On the basis of our review of the evidence previously discussed, we conclude that the jury could reasonably have found that the defendant in this case, with the intent to cause serious physical harm, caused the death of the victim.
The judgment is reversed as to the convictions on the charges of conspiracy to commit manslaughter in the first degree and conspiracy to commit assault in the first degree and the case is remanded with direction to render judgment of acquittal thereon.4 The judgment is affirmed as to the conviction of three counts of attempted assault in the first degree and of manslaughter in the first degree.
In this opinion the other judges concurred.

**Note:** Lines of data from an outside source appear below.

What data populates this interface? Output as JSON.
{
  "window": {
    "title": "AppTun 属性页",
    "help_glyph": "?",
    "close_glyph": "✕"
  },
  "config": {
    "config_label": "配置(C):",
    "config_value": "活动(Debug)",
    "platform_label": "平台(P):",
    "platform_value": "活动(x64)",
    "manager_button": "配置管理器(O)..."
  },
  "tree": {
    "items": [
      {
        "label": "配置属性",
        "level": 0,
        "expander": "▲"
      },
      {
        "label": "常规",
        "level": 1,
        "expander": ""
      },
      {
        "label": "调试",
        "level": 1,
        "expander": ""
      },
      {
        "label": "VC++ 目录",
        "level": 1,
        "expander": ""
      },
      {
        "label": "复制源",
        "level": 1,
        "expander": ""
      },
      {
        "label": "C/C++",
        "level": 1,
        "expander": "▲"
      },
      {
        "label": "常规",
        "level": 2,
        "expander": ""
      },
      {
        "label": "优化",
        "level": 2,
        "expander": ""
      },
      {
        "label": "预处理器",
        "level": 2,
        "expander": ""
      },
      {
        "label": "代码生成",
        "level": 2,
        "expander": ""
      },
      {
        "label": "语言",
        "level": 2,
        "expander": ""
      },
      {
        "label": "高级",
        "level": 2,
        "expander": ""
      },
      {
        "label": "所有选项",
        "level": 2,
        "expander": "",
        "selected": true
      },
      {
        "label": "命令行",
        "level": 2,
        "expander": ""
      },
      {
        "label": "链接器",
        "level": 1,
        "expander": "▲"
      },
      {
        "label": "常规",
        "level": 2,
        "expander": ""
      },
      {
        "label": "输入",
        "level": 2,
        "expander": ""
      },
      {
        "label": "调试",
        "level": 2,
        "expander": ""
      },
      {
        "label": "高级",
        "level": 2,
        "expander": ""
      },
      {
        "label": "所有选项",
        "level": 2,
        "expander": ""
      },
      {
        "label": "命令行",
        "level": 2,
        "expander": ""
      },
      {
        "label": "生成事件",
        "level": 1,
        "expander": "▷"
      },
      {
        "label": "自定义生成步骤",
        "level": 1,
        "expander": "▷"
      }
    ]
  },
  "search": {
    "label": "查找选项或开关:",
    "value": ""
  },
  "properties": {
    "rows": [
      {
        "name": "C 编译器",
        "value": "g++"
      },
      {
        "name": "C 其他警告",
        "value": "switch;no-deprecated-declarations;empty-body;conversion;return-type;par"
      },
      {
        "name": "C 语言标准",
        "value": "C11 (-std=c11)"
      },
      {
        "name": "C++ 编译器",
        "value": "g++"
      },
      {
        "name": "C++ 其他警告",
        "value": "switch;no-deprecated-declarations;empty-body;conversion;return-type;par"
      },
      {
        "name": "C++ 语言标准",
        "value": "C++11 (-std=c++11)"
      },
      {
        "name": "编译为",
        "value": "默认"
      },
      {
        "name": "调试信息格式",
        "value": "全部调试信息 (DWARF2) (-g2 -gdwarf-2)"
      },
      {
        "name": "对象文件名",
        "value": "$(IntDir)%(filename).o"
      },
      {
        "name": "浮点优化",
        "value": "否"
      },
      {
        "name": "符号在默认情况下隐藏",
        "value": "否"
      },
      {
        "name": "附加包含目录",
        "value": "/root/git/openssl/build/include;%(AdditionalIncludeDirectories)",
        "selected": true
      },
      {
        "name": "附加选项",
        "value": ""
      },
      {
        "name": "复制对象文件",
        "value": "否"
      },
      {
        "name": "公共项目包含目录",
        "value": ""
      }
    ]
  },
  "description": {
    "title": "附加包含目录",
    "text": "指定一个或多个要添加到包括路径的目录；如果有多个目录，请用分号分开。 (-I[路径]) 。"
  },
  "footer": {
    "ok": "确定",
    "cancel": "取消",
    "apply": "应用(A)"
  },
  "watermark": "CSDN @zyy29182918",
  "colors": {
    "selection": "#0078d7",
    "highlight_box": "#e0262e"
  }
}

The defendant specifically claims prejudice in that the remarks to which he objects “were critical to the issue of intent.” The jury, however, ultimately convicted the defendant not of murder, but of the lesser included offense of first degree manslaughter, requiring an intent only to inflict serious bodily injury, rather than an intent to cause death. The jury, therefore, did not believe that the defendant intentionally murdered the victim, and the defendant was not prejudiced in this respect by any misstatement in the summation.
The defendant first objected only to the words “Let’s kill” being attributed to him. When he subsequently objected to the first curative instruction given, however, he objected to the words “Let’s shoot them” and “Let’s kill them.”
The defendant was charged by short form information and failed to ask for a bill of particulars.
Because the defendant’s twenty year sentences on the two convictions on which we reverse were to run concurrently with the twenty year sentences on each of the other charges, we need not order that the defendant be resentenced. State v. Thomas, 210 Conn. 199, 213 n.13, 554 A.2d 1048 (1989).